Lots of our clients have meetings between “circles/roles”, for instance the Sales Circle and the Supply Circle, to just synchronise and manage actions, which is now even more possible and easier given the new definition on how a tactical meeting can be called (knowing that his mean, GlassFrog will have to support the possibility of giving actions to roles which are in various circles). I don't see why, with 5.0, this wouldn't become a cross Circle? Like the many many work meetings that exist generally in companies, and in the end basically have cross Circles throughout the organisations in many direction, which are just in the end, ways of synchronising.

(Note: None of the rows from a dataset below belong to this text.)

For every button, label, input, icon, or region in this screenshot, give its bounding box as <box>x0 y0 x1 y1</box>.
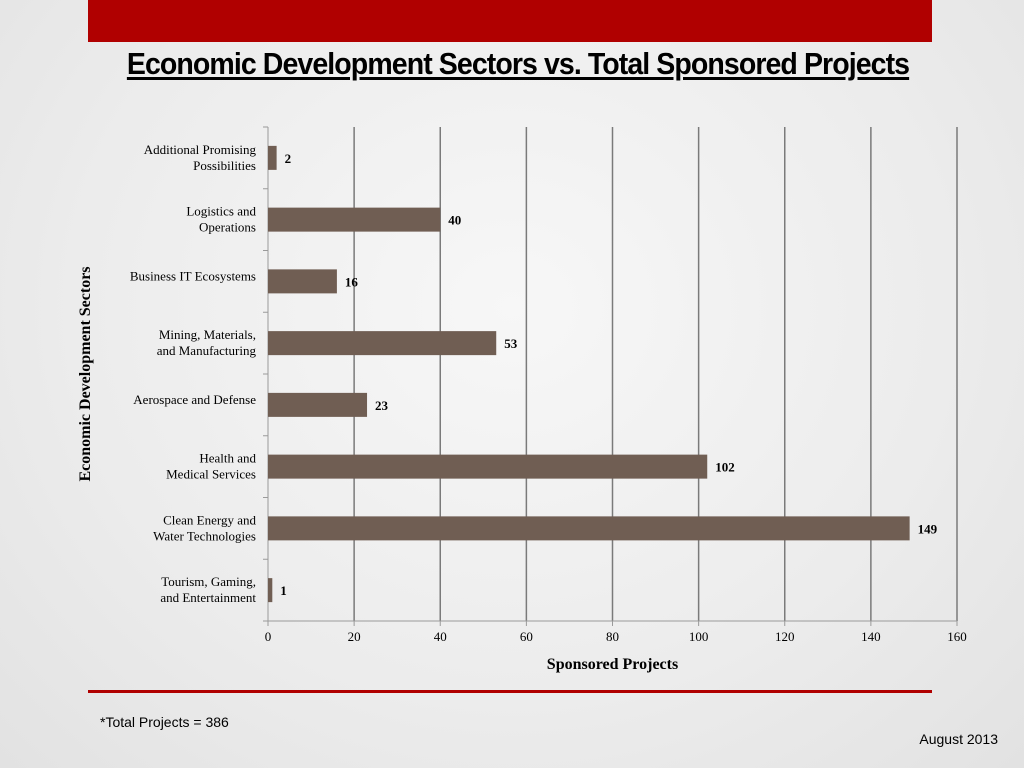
x-tick-label: 120 <box>775 629 795 644</box>
data-label: 149 <box>918 521 938 536</box>
bar-chart: 0 20 40 60 80 100 120 140 160 2 Additional Promisi… <box>60 115 980 685</box>
bar <box>268 578 273 603</box>
category-label: Logistics and Operations <box>186 204 256 235</box>
slide-title: Economic Development Sectors vs. Total S… <box>126 46 910 81</box>
bar <box>268 269 337 294</box>
data-label: 2 <box>285 151 292 166</box>
data-label: 16 <box>345 274 359 289</box>
x-tick-label: 0 <box>265 629 272 644</box>
total-projects-footnote: *Total Projects = 386 <box>100 714 229 730</box>
category-label: Business IT Ecosystems <box>130 268 256 283</box>
category-label: Additional Promising Possibilities <box>144 142 257 173</box>
data-label: 23 <box>375 398 389 413</box>
data-label: 102 <box>715 460 735 475</box>
x-axis-title: Sponsored Projects <box>547 656 678 673</box>
x-tick-label: 140 <box>861 629 881 644</box>
bar <box>268 331 497 356</box>
category-label: Tourism, Gaming, and Entertainment <box>160 574 256 605</box>
y-axis-title: Economic Development Sectors <box>77 266 94 481</box>
bar <box>268 207 441 232</box>
top-accent-band <box>88 0 932 42</box>
category-label: Aerospace and Defense <box>133 392 256 407</box>
bottom-accent-rule <box>88 690 932 693</box>
x-tick-label: 80 <box>606 629 619 644</box>
category-label: Health and Medical Services <box>166 451 256 482</box>
bar <box>268 516 910 541</box>
data-label: 53 <box>504 336 518 351</box>
x-tick-label: 20 <box>348 629 361 644</box>
date-label: August 2013 <box>919 731 998 747</box>
x-tick-label: 100 <box>689 629 709 644</box>
x-tick-label: 160 <box>947 629 967 644</box>
x-tick-label: 40 <box>434 629 447 644</box>
data-label: 40 <box>448 213 461 228</box>
category-label: Clean Energy and Water Technologies <box>153 512 256 543</box>
bar <box>268 145 277 170</box>
bar <box>268 392 368 417</box>
x-tick-label: 60 <box>520 629 533 644</box>
bar <box>268 454 708 479</box>
data-label: 1 <box>280 583 287 598</box>
category-label: Mining, Materials, and Manufacturing <box>157 327 257 358</box>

So it's making a rather big shift in how the Circle was seen, as a role can decide alone to become a circle, and two roles across circles can decide to create a circle. This seems to go a bit everywhere. Now I don't have actual data, as 5.0 isn't turning yet, but see strong issues (as for instance, in a client company, they talked about “circle meetings” for just work meetings between two former services, as the word circle was cannibalised, and would be even more with this change in my opinion and from the facts I have).

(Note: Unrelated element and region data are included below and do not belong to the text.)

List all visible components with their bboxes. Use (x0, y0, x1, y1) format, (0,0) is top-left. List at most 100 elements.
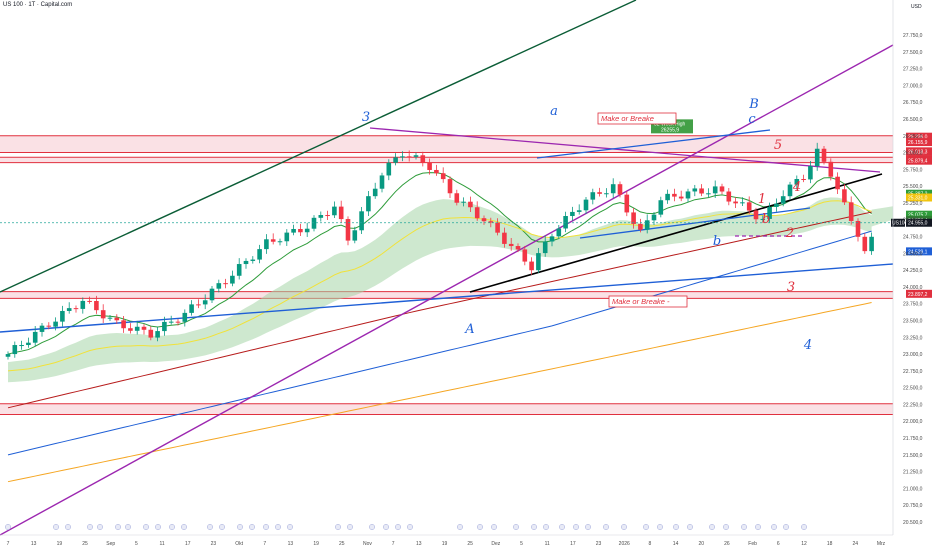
wave-label: b (713, 234, 721, 249)
price-tag (906, 289, 932, 298)
candle-body (515, 246, 521, 250)
candle-body (447, 179, 453, 194)
candle-body (53, 321, 58, 327)
time-tick-label: 19 (313, 541, 319, 547)
candle-body (223, 283, 228, 285)
event-flag-icon (219, 524, 225, 530)
wave-label: 5 (774, 138, 782, 153)
candle-body (624, 194, 630, 213)
candle-body (590, 192, 596, 200)
candle-body (610, 184, 616, 194)
candle-body (522, 249, 528, 262)
time-tick-label: 18 (827, 541, 833, 547)
event-flag-icon (801, 524, 807, 530)
wave-label: B (748, 97, 759, 112)
candle-body (73, 308, 79, 310)
candle-body (767, 206, 772, 219)
candle-body (209, 288, 215, 301)
candle-body (685, 191, 691, 199)
time-tick-label: 19 (57, 541, 63, 547)
event-flag-icon (621, 524, 627, 530)
price-tick-label: 23.000,0 (903, 352, 923, 358)
event-flag-icon (207, 524, 213, 530)
price-tick-label: 25.500,0 (903, 184, 923, 190)
candle-body (318, 215, 324, 218)
candle-body (862, 236, 868, 252)
candle-body (644, 220, 650, 230)
candle-body (406, 156, 412, 158)
candle-body (678, 196, 684, 199)
zone-band (0, 403, 893, 415)
candle-body (672, 193, 677, 197)
event-flag-icon (477, 524, 483, 530)
candle-body (719, 186, 725, 192)
price-tick-label: 26.750,0 (903, 100, 923, 106)
candle-body (774, 203, 779, 207)
price-tag-label: 26.236,0 (908, 135, 928, 141)
price-tick-label: 22.250,0 (903, 402, 923, 408)
price-tick-label: 24.750,0 (903, 235, 923, 241)
event-flag-icon (143, 524, 149, 530)
time-tick-label: 14 (673, 541, 679, 547)
event-flag-icon (181, 524, 187, 530)
candle-body (168, 321, 174, 323)
wave-label: 3 (362, 110, 370, 125)
time-tick-label: Feb (748, 541, 757, 547)
time-tick-label: 25 (467, 541, 473, 547)
candle-body (216, 283, 222, 289)
price-tag (906, 247, 932, 256)
candle-body (325, 215, 330, 217)
candle-body (148, 329, 154, 338)
event-flag-icon (155, 524, 161, 530)
candle-body (141, 326, 147, 330)
current-price-label: 24.955,0 (908, 221, 928, 227)
candle-body (26, 342, 31, 346)
zone-band (0, 291, 893, 299)
candle-body (196, 304, 201, 306)
event-flag-icon (771, 524, 777, 530)
candle-body (46, 325, 52, 327)
candle-body (794, 179, 800, 185)
candle-body (760, 218, 766, 220)
candle-body (128, 328, 133, 331)
wave-label: 4 (792, 180, 801, 195)
candle-body (495, 222, 500, 233)
candle-body (60, 310, 65, 322)
candle-body (474, 207, 480, 219)
event-flag-icon (275, 524, 281, 530)
event-flag-icon (407, 524, 413, 530)
candle-body (338, 206, 344, 220)
candle-body (298, 228, 303, 233)
candle-body (733, 201, 738, 204)
event-flag-icon (369, 524, 375, 530)
time-tick-label: 13 (288, 541, 294, 547)
make-or-break-label: Make or Breake (601, 114, 654, 123)
candle-body (638, 223, 643, 230)
event-flag-icon (603, 524, 609, 530)
candle-body (236, 264, 242, 276)
event-flag-icon (457, 524, 463, 530)
candle-body (277, 241, 283, 243)
current-symbol-label: US100 (892, 221, 908, 227)
candle-body (454, 193, 460, 203)
wave-label: 4 (803, 338, 812, 353)
candle-body (66, 308, 72, 311)
price-tick-label: 23.500,0 (903, 318, 923, 324)
time-tick-label: 7 (392, 541, 395, 547)
price-tag-label: 23.897,2 (908, 292, 928, 298)
event-flag-icon (125, 524, 131, 530)
candle-body (780, 196, 786, 204)
wave-label: A (464, 322, 474, 337)
candle-body (5, 354, 11, 357)
time-tick-label: 23 (596, 541, 602, 547)
make-or-break-box (608, 295, 688, 308)
candle-body (617, 184, 623, 195)
candle-body (230, 275, 235, 284)
event-flag-icon (263, 524, 269, 530)
candle-body (270, 239, 276, 242)
event-flag-icon (335, 524, 341, 530)
price-tick-label: 21.250,0 (903, 470, 923, 476)
purple-resistance-line (369, 127, 881, 173)
time-tick-label: 6 (777, 541, 780, 547)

Now maybe it's good, but I still don't see the positive effects, knowing that tactical meetings can be done without any issues now with 5.0, and that if you have integrated the holarchy notions it's actually way easier to manage services offers (accountabilities) and domains rather then dealing directly with role etc. within the sub-circle alongside the new “cross link” section which would solve most cases.
Getting concrete examples of how this would allow a more efficient and productive business for the company would really help see the positive effects and aspects, which I don't see for now.
As the Lead Link of a Circle that has some processes and property to govern that are also highly intertwined with an external party (perhaps a circle within my organization, or one in another organization), I'd like to be able to form a new sub-circle in collaboration with that other entity and cede some control from each founding circle into it, yet without the new sub-circle needing to be fully "owned by" or contained within either founding circle, so that we can form joint ventures of various sorts to govern shared interests via a cross-cutting circle, without having to create a new entity and adopt the constitution separately for it.